Dalam ulasan ini, saya tidak melihat banyak hal yang masuk akal karena hanya
ada sedikit tautan yang dibuat di antara contoh-contoh di mana Anda
menggambarkan pengalaman. Jadi ada "bit" atau "fragmen" yang tidak
menyatu. Saya ragu ringkasan ini telah memperkaya Anda. Itu tidak membawa
Anda lebih dekat ke kejernihan nyata tentang diri Anda.
Dalam hal dialog antara LM dan mahasiswa, tidak satu pun dari komentar LM ini
yang mengarah pada pertukaran lebih lanjut. Kami belajar bahwa ringkasan
pembelajaran perlu lebih berfungsi sebagai batu loncatan untuk refleksi lebih lanjut
serta diskusi atau dialog tertulis antara LM dan pelajar. Dengan demikian, dari
komentar LM, siswa pertama akan mengacu pada apa yang diamati dalam kaitannya
dengan apa yang dia pelajari; dalam kasus kedua, siswa akan mempertanyakan apa
yang dimaksud dengan LM atau membahas apa artinya menjadi jernih. Dalam kedua
kasus tersebut, pertukaran tentatif membutuhkan konsolidasi dan pengembangan
lebih lanjut.
• Kecemasan dan kurang percaya diri yang berlaku di antara LM:Sebagian besar dari 25
LM di kedua kampus tersebut sebelumnya tidak memiliki pengalaman memfasilitasi
pembelajaran dalam format ini.
• Berbagai tingkat keterlibatan:Beberapa LM merancang pertemuan mereka sebagai tanggapan
terhadap kelompok, yang lain sesuai dengan visi mereka sendiri atau penerimaan yang
Selama pertemuan tinjauan awal ini, terjadi pertukaran anekdot dan frustrasi karena
tidak dapat mempraktikkan "pembimbingan" mereka, tidak mampu membawa peserta
didik mereka ke dalam ruang reflektif, ketidakpercayaan bahwa ringkasan
pembelajaran memiliki tujuan, dan permintaan untuk lebih banyak panduan atau
materi pendukung. Misalnya, seorang LM berkata,
Selama seminar pelatihan LT kami, kami harus berbicara tentang tantangan kami sendiri atau apa
yang ingin kami ubah. Saya menemukan saya tidak tahu bagaimana melakukan ini dengan siswa.

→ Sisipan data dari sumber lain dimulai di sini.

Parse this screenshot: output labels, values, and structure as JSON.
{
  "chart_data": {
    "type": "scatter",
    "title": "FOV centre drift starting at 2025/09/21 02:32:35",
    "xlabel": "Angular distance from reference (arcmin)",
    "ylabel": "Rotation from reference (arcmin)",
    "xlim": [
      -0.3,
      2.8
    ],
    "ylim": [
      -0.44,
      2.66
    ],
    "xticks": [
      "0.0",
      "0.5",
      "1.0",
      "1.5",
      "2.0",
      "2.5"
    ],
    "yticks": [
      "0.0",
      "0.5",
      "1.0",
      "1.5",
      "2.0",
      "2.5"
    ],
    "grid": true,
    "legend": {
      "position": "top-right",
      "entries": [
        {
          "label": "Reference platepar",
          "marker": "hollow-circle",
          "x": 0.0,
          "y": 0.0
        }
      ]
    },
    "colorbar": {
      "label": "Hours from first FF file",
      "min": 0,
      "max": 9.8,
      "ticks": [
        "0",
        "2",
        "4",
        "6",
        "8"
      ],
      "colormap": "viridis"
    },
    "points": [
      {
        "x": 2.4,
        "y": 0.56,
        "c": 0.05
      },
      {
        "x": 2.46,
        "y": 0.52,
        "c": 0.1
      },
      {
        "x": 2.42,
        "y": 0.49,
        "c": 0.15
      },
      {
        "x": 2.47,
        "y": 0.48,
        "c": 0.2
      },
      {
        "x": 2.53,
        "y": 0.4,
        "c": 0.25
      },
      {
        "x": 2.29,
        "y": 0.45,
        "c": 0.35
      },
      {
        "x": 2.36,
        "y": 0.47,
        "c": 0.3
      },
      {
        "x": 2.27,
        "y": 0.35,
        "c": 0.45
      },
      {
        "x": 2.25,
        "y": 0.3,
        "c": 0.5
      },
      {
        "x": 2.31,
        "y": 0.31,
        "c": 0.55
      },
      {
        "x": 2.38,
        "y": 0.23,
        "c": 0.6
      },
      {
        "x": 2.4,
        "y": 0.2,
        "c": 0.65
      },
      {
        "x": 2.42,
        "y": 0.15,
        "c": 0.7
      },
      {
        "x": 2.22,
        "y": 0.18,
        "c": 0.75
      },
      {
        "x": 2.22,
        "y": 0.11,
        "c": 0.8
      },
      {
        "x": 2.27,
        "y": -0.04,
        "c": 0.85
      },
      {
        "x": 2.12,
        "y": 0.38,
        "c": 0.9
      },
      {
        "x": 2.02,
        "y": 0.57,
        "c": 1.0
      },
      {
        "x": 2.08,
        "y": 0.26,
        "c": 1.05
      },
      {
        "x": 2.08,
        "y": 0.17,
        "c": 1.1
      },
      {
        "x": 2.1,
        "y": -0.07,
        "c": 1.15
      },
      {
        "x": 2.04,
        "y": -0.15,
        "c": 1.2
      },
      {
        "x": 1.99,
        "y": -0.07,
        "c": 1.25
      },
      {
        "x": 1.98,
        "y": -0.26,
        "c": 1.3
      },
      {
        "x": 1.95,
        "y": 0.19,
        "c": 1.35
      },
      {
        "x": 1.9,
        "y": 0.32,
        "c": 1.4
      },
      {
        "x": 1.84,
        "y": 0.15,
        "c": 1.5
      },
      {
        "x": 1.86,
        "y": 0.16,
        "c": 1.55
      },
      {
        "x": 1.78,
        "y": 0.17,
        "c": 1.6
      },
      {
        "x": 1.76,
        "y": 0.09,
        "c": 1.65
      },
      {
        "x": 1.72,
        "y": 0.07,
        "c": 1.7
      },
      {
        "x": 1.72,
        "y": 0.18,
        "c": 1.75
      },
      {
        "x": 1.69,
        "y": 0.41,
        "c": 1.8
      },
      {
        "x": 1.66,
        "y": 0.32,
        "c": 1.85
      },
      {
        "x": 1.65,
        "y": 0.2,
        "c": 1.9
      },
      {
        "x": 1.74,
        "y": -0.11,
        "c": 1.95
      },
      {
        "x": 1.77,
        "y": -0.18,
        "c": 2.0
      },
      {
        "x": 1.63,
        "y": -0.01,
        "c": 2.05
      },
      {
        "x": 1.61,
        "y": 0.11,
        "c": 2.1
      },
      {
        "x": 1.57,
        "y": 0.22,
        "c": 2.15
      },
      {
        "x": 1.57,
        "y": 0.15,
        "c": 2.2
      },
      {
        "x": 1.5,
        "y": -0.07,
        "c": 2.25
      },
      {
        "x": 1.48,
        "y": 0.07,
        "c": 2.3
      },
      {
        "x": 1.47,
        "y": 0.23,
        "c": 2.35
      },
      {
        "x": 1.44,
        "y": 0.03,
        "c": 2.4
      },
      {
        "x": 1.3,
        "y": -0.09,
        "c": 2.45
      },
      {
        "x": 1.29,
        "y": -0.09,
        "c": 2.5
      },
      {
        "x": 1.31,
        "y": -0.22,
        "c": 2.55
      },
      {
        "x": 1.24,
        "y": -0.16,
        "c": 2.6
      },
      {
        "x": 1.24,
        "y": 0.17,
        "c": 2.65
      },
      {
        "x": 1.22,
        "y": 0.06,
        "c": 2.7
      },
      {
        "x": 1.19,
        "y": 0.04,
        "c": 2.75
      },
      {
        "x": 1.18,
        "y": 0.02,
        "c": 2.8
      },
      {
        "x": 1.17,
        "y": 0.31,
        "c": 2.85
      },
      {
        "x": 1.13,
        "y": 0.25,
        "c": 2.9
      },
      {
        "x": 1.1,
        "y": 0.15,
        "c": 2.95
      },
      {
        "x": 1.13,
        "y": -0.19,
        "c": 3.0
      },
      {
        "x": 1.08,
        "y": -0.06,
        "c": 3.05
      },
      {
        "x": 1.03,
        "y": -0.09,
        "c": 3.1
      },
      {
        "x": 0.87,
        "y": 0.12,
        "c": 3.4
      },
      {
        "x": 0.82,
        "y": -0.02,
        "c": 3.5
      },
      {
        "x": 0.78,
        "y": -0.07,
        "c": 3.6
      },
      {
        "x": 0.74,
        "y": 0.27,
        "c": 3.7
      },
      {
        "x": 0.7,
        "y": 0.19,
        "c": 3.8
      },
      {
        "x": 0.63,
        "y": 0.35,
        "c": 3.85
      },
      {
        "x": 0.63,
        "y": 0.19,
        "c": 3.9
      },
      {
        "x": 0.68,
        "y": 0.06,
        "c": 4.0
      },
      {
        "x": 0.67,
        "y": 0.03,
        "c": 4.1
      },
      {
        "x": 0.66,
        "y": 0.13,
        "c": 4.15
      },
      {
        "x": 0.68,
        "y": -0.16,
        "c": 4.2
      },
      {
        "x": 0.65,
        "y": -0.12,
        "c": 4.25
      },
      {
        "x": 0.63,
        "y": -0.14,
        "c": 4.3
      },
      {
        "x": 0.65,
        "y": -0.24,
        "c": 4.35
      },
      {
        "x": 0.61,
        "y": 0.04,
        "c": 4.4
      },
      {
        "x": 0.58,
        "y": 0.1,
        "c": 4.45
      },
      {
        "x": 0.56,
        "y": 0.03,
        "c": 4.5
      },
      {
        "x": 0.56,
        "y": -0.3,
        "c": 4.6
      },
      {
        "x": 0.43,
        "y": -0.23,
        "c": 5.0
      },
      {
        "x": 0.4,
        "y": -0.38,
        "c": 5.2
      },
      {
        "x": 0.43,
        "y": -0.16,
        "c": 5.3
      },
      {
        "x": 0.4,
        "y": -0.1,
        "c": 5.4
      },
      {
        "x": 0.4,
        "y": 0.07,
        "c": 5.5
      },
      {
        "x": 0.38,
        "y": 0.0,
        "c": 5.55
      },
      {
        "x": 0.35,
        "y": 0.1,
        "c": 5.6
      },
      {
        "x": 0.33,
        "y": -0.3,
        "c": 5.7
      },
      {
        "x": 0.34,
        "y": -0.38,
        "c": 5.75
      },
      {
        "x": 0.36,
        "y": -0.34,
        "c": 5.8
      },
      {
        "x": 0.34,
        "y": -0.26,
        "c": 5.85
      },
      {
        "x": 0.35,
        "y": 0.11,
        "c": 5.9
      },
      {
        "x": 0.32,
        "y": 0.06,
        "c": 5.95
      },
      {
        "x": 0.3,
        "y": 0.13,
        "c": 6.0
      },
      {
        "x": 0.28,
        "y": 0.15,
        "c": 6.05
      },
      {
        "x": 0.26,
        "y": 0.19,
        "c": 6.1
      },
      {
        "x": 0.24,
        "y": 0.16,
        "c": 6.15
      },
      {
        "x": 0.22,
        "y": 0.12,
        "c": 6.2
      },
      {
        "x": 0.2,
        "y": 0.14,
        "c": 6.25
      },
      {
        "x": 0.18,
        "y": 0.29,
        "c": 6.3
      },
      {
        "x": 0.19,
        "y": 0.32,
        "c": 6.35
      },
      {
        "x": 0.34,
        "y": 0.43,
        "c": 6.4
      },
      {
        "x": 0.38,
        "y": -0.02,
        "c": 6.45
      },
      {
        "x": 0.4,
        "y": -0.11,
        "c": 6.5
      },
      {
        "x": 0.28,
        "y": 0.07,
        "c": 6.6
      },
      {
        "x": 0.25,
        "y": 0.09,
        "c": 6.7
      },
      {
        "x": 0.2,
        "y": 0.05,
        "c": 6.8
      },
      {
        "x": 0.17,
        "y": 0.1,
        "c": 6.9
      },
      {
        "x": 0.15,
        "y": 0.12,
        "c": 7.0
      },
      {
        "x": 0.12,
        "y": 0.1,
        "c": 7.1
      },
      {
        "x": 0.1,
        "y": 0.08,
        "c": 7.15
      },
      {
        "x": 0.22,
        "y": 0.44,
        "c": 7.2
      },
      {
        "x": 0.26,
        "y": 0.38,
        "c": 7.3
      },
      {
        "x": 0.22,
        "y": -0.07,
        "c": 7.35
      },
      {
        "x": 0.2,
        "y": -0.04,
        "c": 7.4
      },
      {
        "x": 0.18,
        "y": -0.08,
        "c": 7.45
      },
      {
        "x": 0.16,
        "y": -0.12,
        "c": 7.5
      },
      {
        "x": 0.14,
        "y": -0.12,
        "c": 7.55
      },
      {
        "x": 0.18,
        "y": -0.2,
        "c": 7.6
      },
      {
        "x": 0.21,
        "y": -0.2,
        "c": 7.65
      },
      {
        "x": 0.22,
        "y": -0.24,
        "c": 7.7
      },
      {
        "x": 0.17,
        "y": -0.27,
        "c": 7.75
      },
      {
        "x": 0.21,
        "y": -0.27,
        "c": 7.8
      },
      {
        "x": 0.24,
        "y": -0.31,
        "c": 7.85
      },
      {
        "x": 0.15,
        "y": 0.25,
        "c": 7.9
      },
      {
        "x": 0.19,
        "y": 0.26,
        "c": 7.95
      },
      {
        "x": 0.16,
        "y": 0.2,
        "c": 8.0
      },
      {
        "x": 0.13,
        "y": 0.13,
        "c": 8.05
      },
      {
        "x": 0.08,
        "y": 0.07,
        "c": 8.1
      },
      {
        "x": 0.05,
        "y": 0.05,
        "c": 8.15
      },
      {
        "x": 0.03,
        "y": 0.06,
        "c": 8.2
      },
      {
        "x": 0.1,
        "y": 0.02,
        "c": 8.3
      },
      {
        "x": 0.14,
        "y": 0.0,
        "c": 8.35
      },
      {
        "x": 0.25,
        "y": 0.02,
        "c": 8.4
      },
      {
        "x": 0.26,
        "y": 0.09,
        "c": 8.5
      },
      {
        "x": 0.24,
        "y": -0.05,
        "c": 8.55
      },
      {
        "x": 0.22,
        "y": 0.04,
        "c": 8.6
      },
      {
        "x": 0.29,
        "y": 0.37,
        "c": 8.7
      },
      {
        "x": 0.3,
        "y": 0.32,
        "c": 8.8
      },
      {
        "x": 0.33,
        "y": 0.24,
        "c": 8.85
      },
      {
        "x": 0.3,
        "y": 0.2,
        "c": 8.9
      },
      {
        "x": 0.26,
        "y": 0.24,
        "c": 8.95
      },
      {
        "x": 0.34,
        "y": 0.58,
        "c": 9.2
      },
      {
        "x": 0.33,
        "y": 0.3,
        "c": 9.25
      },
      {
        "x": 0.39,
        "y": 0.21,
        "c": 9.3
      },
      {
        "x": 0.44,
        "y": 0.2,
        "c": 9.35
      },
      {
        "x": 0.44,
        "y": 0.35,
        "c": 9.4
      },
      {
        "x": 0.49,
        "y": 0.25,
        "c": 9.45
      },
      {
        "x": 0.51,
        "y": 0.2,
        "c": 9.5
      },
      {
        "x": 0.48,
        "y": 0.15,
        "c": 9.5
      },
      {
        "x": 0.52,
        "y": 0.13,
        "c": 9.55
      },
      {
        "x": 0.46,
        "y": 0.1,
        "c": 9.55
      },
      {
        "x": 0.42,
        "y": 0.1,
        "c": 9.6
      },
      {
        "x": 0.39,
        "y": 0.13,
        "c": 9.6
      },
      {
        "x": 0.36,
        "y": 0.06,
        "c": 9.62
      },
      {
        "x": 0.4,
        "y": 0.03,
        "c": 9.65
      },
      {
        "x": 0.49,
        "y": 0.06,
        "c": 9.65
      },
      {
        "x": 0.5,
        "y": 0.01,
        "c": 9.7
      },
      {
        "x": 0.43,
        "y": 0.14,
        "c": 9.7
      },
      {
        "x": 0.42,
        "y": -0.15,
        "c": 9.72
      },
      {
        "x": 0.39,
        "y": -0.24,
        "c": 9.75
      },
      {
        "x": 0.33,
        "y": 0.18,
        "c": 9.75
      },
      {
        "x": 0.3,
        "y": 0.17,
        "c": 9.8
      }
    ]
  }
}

Kami telah mendorong LM untuk mendengarkan siswa dan membiarkan pertanyaan muncul
dari apa yang dikatakan daripada memaksa mereka untuk belajar secara sewenang-wenang. Saat
kami mendengarkan LM dan membaca log, kami menjadi sadar, bagaimanapun, bahwa mereka
membutuhkan lebih banyak dukungan dan bimbingan.
Selain itu, ada juga yang menginginkan fokus skill. Beberapa ingin dipersenjatai
dengan artikel, buku, atau makalah penelitian, sedangkan yang lain lebih suka fokus
pada apa yang muncul selama pertemuan. Misalnya, pertukaran berikut terjadi dalam
pertemuan tinjauan seperti yang dikatakan LM,
Saya sangat prihatin dengan peran LM; Saya harus dilihat sebagai ahli dalam
peran saya (profesor keuangan). Ketika saya ditanya pertanyaan, saya harus
memberikan jawaban yang sempurna. Tiba-tiba siswa melihat saya tidak
memiliki jawaban. Saya tidak tahu bagaimana mengatasinya.
Saya memiliki masalah yang sama. Saya sangat tidak nyaman ketika siswa bertanya kepada
saya apa yang harus mereka lakukan. Saya terus berkata pada diri sendiri bahwa saya perlu
memberikan solusi, namun kami telah diminta untuk tidak melakukannya.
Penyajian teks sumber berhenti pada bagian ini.